Vivimos en un mundo atravesado por la violencia y la desigualdad. No son excepciones, sino constantes de una sociedad regida por el dinero, que mercantiliza la vida en todas sus formas. Esta dinámica nos empuja a normalizar el terror o, en el mejor de los casos, a buscar —o construir— alguna forma de esperanza a la cual aferrarnos. Una esperanza que no sea sólo espera, sino práctica: anticipación de “otro mundo” posible.
La esperanza no es un sentimiento abstracto, sino una construcción cotidiana.

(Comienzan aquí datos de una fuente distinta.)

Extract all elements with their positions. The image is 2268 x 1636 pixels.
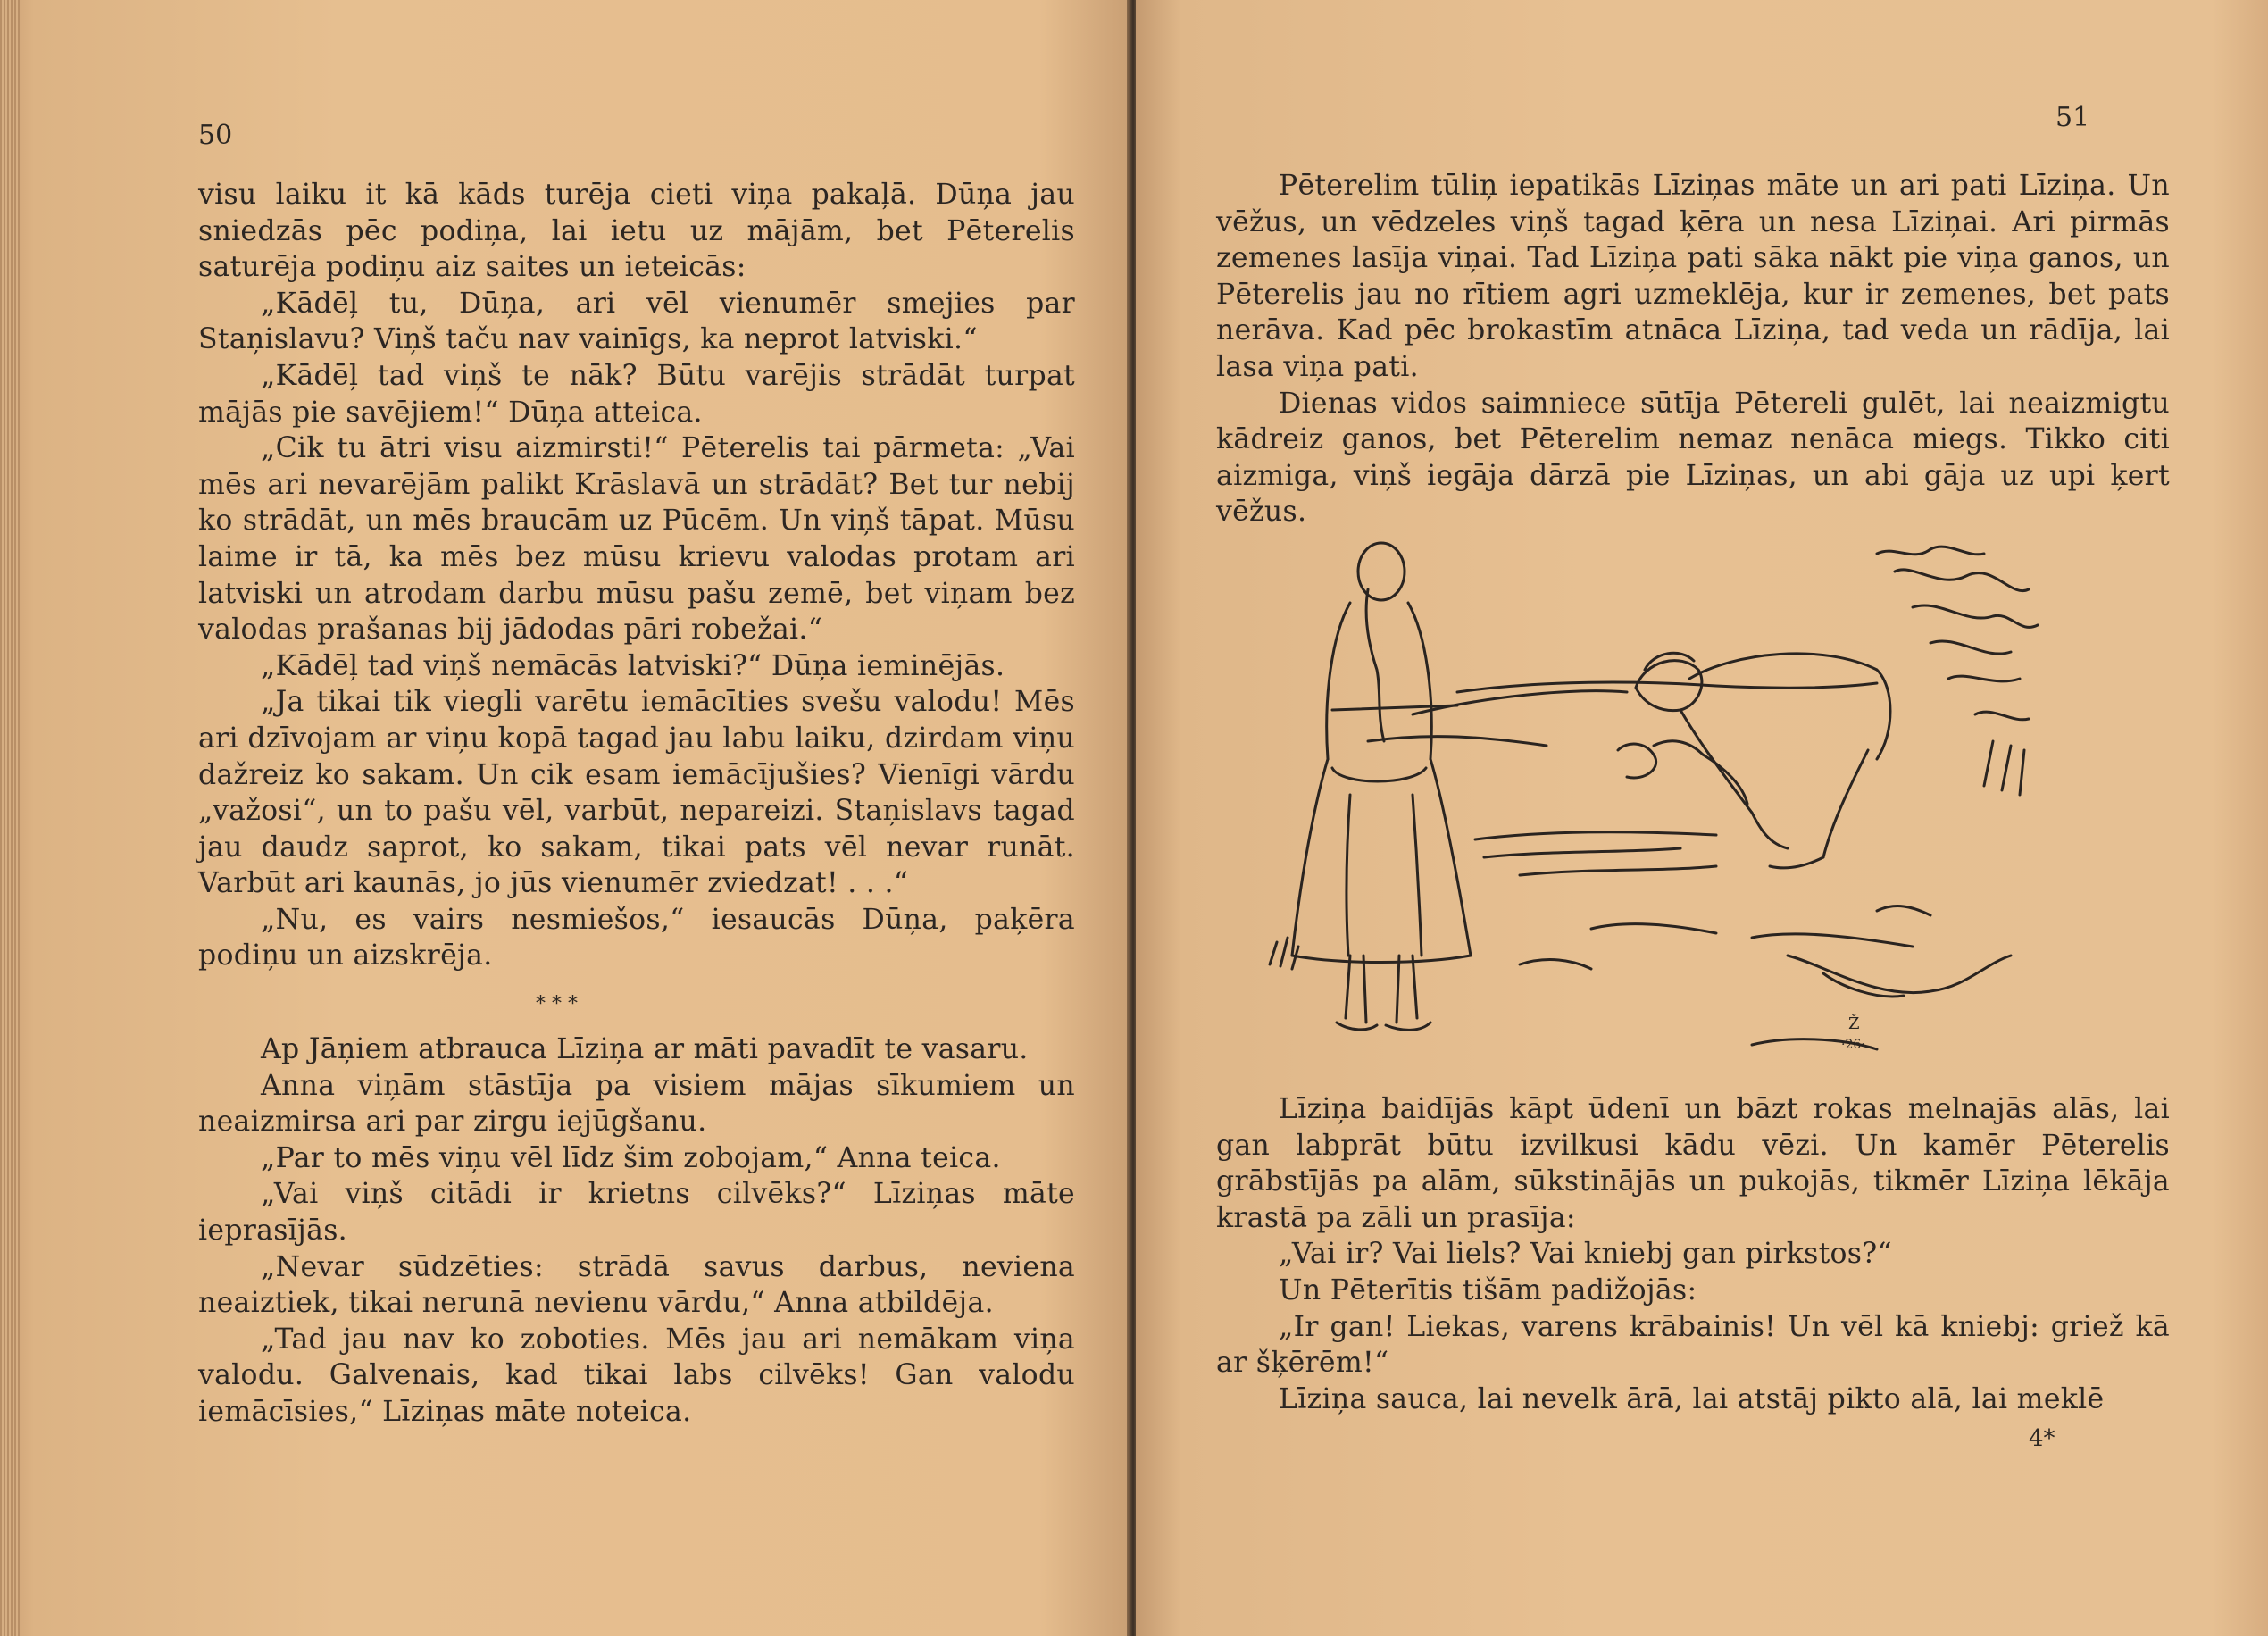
paragraph: Un Pēterītis tišām padižojās: [1279,1273,1697,1306]
paragraph: „Cik tu ātri visu aizmirsti!“ Pēterelis tai pārmeta: „Vai mēs ari nevarējām palikt Krāslavā un strādāt? Bet tur nebij ko strādāt, un mēs braucām uz Pūcēm. Un viņš tāpat. Mūsu laime ir tā, ka mēs bez mūsu krievu valodas protam ari latviski un atrodam darbu mūsu pašu zemē, bet viņam bez valodas prašanas bij jādodas pāri robežai.“ [198,432,1075,647]
paragraph: „Kādēļ tu, Dūņa, ari vēl vienumēr smejies par Staņislavu? Viņš taču nav vainīgs, ka neprot latviski.“ [198,287,1075,356]
illustration-signature-number: ·26· [1841,1038,1865,1052]
text-block [198,1031,1075,1431]
paragraph: „Kādēļ tad viņš te nāk? Būtu varējis strādāt turpat mājās pie savējiem!“ Dūņa atteica. [198,359,1075,429]
paragraph: visu laiku it kā kāds turēja cieti viņa pakaļā. Dūņa jau sniedzās pēc podiņa, lai ietu uz mājām, bet Pēterelis saturēja podiņu aiz saites un ieteicās: [198,179,1075,284]
illustration [1252,536,2073,1072]
paragraph: „Tad jau nav ko zoboties. Mēs jau ari nemākam viņa valodu. Galvenais, kad tikai labs cilvēks! Gan valodu iemācīsies,“ Līziņas māte noteica. [198,1323,1075,1428]
text-block [1216,168,2170,530]
text-block [198,177,1075,974]
paragraph: „Nevar sūdzēties: strādā savus darbus, neviena neaiztiek, tikai nerunā nevienu vārdu,“ Anna atbildēja. [198,1250,1075,1320]
page-edges [0,0,20,1636]
paragraph: Līziņa sauca, lai nevelk ārā, lai atstāj pikto alā, lai meklē [1279,1382,2105,1415]
section-separator: * * * [536,993,578,1015]
paragraph: Pēterelim tūliņ iepatikās Līziņas māte un ari pati Līziņa. Un vēžus, un vēdzeles viņš tagad ķēra un nesa Līziņai. Ari pirmās zemenes lasīja viņai. Tad Līziņa pati sāka nākt pie viņa ganos, un Pēterelis jau no rītiem agri uzmeklēja, kur ir zemenes, bet pats nerāva. Kad pēc brokastīm atnāca Līziņa, tad veda un rādīja, lai lasa viņa pati. [1216,170,2170,383]
left-page [0,0,1130,1636]
paragraph: „Par to mēs viņu vēl līdz šim zobojam,“ Anna teica. [261,1141,1001,1174]
signature-mark: 4* [2029,1425,2055,1452]
paragraph: „Ir gan! Liekas, varens krābainis! Un vēl kā kniebj: griež kā ar šķērēm!“ [1216,1310,2170,1380]
page-number: 51 [2055,102,2090,133]
illustration-signature: Ž [1848,1014,1860,1033]
page-number: 50 [198,120,233,151]
text-block [1216,1091,2170,1417]
paragraph: „Ja tikai tik viegli varētu iemācīties svešu valodu! Mēs ari dzīvojam ar viņu kopā tagad jau labu laiku, dzirdam viņu dažreiz ko sakam. Un cik esam iemācījušies? Vienīgi vārdu „važosi“, un to pašu vēl, varbūt, nepareizi. Staņislavs tagad jau daudz saprot, ko sakam, tikai pats vēl nevar runāt. Varbūt ari kaunās, jo jūs vienumēr zviedzat! . . .“ [198,686,1075,900]
paragraph: Dienas vidos saimniece sūtīja Pētereli gulēt, lai neaizmigtu kādreiz ganos, bet Pēterelim nemaz nenāca miegs. Tikko citi aizmiga, viņš iegāja dārzā pie Līziņas, un abi gāja uz upi ķert vēžus. [1216,387,2170,529]
paragraph: „Vai ir? Vai liels? Vai kniebj gan pirkstos?“ [1279,1238,1892,1271]
paragraph: Līziņa baidījās kāpt ūdenī un bāzt rokas melnajās alās, lai gan labprāt būtu izvilkusi kādu vēzi. Un kamēr Pēterelis grābstījās pa alām, sūkstinājās un pukojās, tikmēr Līziņa lēkāja krastā pa zāli un prasīja: [1216,1093,2170,1234]
paragraph: „Kādēļ tad viņš nemācās latviski?“ Dūņa ieminējās. [261,649,1005,682]
paragraph: Anna viņām stāstīja pa visiem mājas sīkumiem un neaizmirsa ari par zirgu iejūgšanu. [198,1069,1075,1139]
right-page [1136,0,2268,1636]
paragraph: „Nu, es vairs nesmiešos,“ iesaucās Dūņa, paķēra podiņu un aizskrēja. [198,903,1075,972]
paragraph: Ap Jāņiem atbrauca Līziņa ar māti pavadīt te vasaru. [261,1033,1029,1065]
paragraph: „Vai viņš citādi ir krietns cilvēks?“ Līziņas māte ieprasījās. [198,1178,1075,1247]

Es el comienzo de una vida que, aún entre contradicciones, prefigura justicia y dignidad. Y esa esperanza puede comenzar con algo tan sencillo —y a la vez tan profundo— como sembrar plantas en casa o en la colonia.
Puede parecer ingenuo pensar que sembrar plantas transforme el mundo. Tal vez lo sea. Lo que sí es cierto es que esta acción, cuando se realiza colectivamente, se vuelve profundamente subversiva con el status quo. No sólo resiste la hegemonía del asfalto y del supermercado; también—y sobre todo— desafía el individualismo exacerbado y la vida social surgida por el dinero.
¿Qué tiene de especial sembrar plantas con otras personas?Tal vez poco, y sin embargo, en tiempos donde lo común es pasar por encima de los demás para sobrevivir, decidir organizarse, cuidar juntes la tierra, compartir el fruto, es transformador. En esa sencillez hay una grieta por donde se cuela la posibilidad de “otro mundo”.
Siguiendo a John Holloway, podría decirse que estas acciones son gritos, negaciones del mundo que nos niega. Sembrar plantas colectivamente es un acto que dice ¡No! a la violencia del dinero, ¡No! a la desesperanza. Pero también es un ¡Sí!: una afirmación que comienza a construir algo distinto. Es una forma concreta de autodeterminación social: de tomar en nuestras manos, junto con otras y otros, la decisión sobre cómo queremos vivir, alimentarnos, organizarnos, resistir.
Esta práctica encierra, al menos, tres dimensiones transformadoras. Primero, rompe —aunque sea de manera incipiente— con la lógica del consumo que nos hace depender del dinero para sobrevivir. Segundo, al exigir organización y acuerdos, confronta el mandato de la autosuficiencia y promueve formas justas de trabajo y disfrute colectivo. Tercero, y más importante, implica la construcción común de una alternativa: un gesto pequeño que prefigura, desde la contradicción, un mundo donde el valor no esté determinado por el mercado, sino por los vínculos y la vida compartida.
Sembrar plantas con otras personas puede parecer poco. Y sí, en muchos aspectos seguimos atrapados en la lógica del capital: seguimos comprando gran parte de nuestros alimentos, seguimos sujetos a estructuras que nos fragmentan. Pero ese pequeño gesto puede ser el comienzo de una afinidad, una alianza, una comunidad.
Desde ahí se puede avanzar hacia otras formas de organización: en la alimentación, sí, pero también en la recreación, la salud, la vida comunitaria, etc.
Este es, por ahora, uno de mis puntos de partida.